The pope earlier met leaders of several faiths in the majority-Buddhist country, calling for “unity in diversity” but making no mention of the Rohingya who have fled en masse to Bangladesh since a military crackdown began three months ago.


The leader of the Roman Catholic church will also travel to Bangladesh, where more than 620,000 Rohingya have fled to escape what Amnesty International has dubbed “crimes against humanity”.


Myanmar’s army has denied accusations of murder, rape, torture and forced displacement that have been made against it.


“Unity is always a product of diversity,” Francis told leaders of the Buddhist, Islamic, Hindu, Jewish and Christian faiths in the city of Yangon, according to Vatican officials who gave a briefing on the 40-minute meeting.


“Everyone has their values, their riches as well as their differences, as each religion has its riches, its traditions, its riches to share. And this can only happen if we live in peace, and peace is constructed in a chorus of differences.”


Aye Lwin, a prominent Muslim leader who was at the meeting, said he had asked the pope to appeal to Myanmar’s political leaders “to rescue the religion that we cherish, which could be hijacked by a hidden agenda”.


Only about 700,000 of Myanmar’s 51 million people are Roman Catholic. Thousands of them have travelled from far and wide to see him and more than 150,000 people have registered for a mass that Francis will say in Yangon on Wednesday.


The pope later flew to the capital, Naypyitaw, where he met President Htin Kyaw, writing in the guest book at the presidential palace: “On all the beloved people in Myanmar, I invoke the divine blessings of justice, peace and unity.”
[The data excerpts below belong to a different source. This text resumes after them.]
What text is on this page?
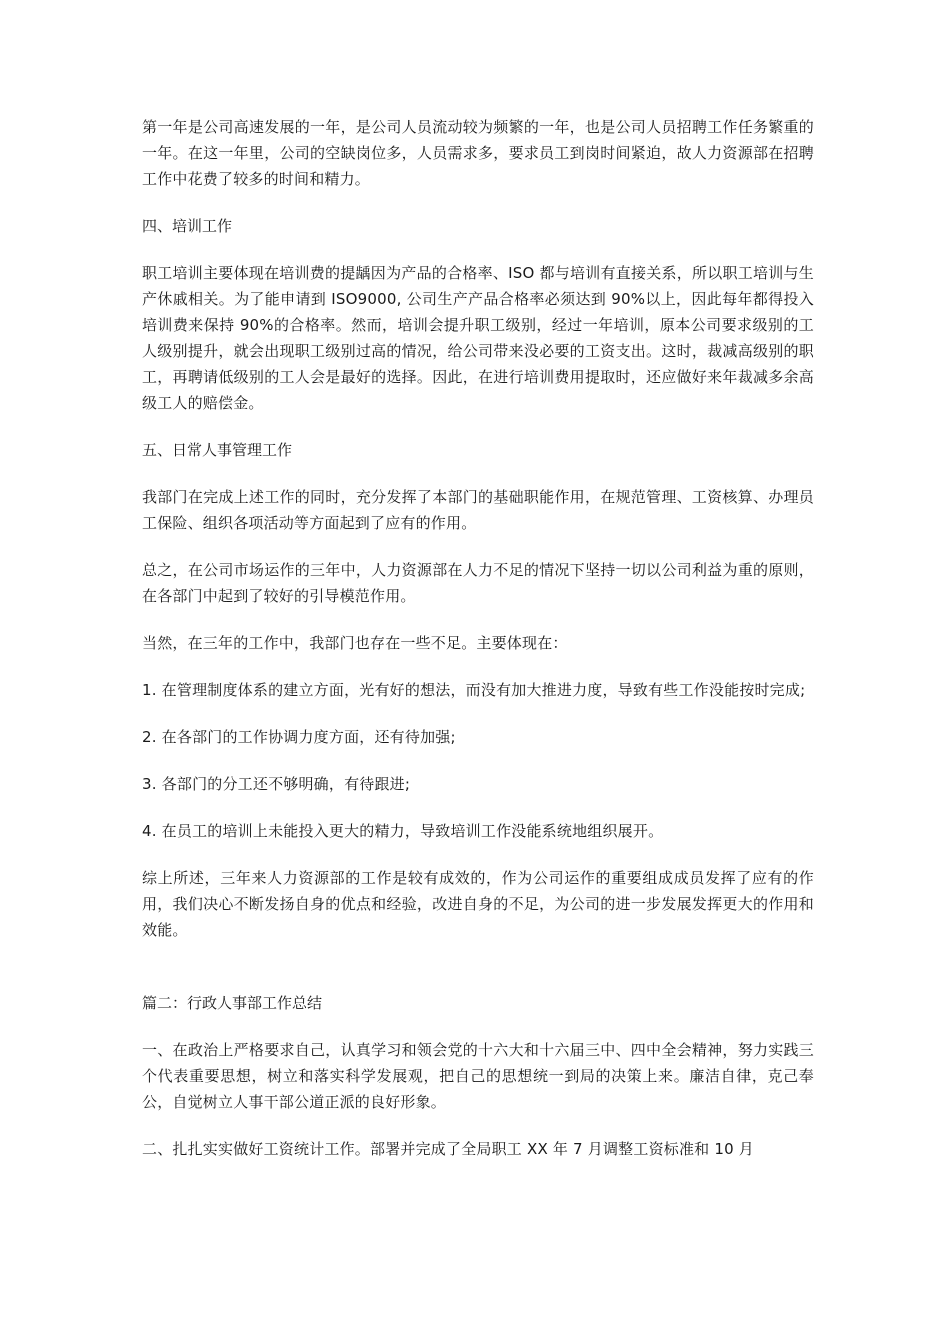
第一年是公司高速发展的一年，是公司人员流动较为频繁的一年，也是公司人员招聘工作任务繁重的一年。在这一年里，公司的空缺岗位多，人员需求多，要求员工到岗时间紧迫，故人力资源部在招聘工作中花费了较多的时间和精力。

四、培训工作

职工培训主要体现在培训费的提龋因为产品的合格率、ISO 都与培训有直接关系，所以职工培训与生产休戚相关。为了能申请到 ISO9000, 公司生产产品合格率必须达到 90%以上，因此每年都得投入培训费来保持 90%的合格率。然而，培训会提升职工级别，经过一年培训，原本公司要求级别的工人级别提升，就会出现职工级别过高的情况，给公司带来没必要的工资支出。这时，裁减高级别的职工，再聘请低级别的工人会是最好的选择。因此，在进行培训费用提取时，还应做好来年裁减多余高级工人的赔偿金。

五、日常人事管理工作

我部门在完成上述工作的同时，充分发挥了本部门的基础职能作用，在规范管理、工资核算、办理员工保险、组织各项活动等方面起到了应有的作用。

总之，在公司市场运作的三年中，人力资源部在人力不足的情况下坚持一切以公司利益为重的原则，在各部门中起到了较好的引导模范作用。

当然，在三年的工作中，我部门也存在一些不足。主要体现在：

1. 在管理制度体系的建立方面，光有好的想法，而没有加大推进力度，导致有些工作没能按时完成;

2. 在各部门的工作协调力度方面，还有待加强;

3. 各部门的分工还不够明确，有待跟进;

4. 在员工的培训上未能投入更大的精力，导致培训工作没能系统地组织展开。

综上所述，三年来人力资源部的工作是较有成效的，作为公司运作的重要组成成员发挥了应有的作用，我们决心不断发扬自身的优点和经验，改进自身的不足，为公司的进一步发展发挥更大的作用和效能。

篇二：行政人事部工作总结

一、在政治上严格要求自己，认真学习和领会党的十六大和十六届三中、四中全会精神，努力实践三个代表重要思想，树立和落实科学发展观，把自己的思想统一到局的决策上来。廉洁自律，克己奉公，自觉树立人事干部公道正派的良好形象。

二、扎扎实实做好工资统计工作。部署并完成了全局职工 XX 年 7 月调整工资标准和 10 月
He then went into talks with Suu Kyi, the Nobel peace laureate and champion of democracy who has faced criticism from around the globe because she has expressed doubts about the reports of rights abuses against the Rohingya and failed to condemn the military.


Both Francis and Suu Kyi were due to make speeches later.


The Rohingya exodus from Rakhine state to Bangladesh began after August 25, when Rohingya militants attacked security posts and the Myanmar army launched a counter-offensive.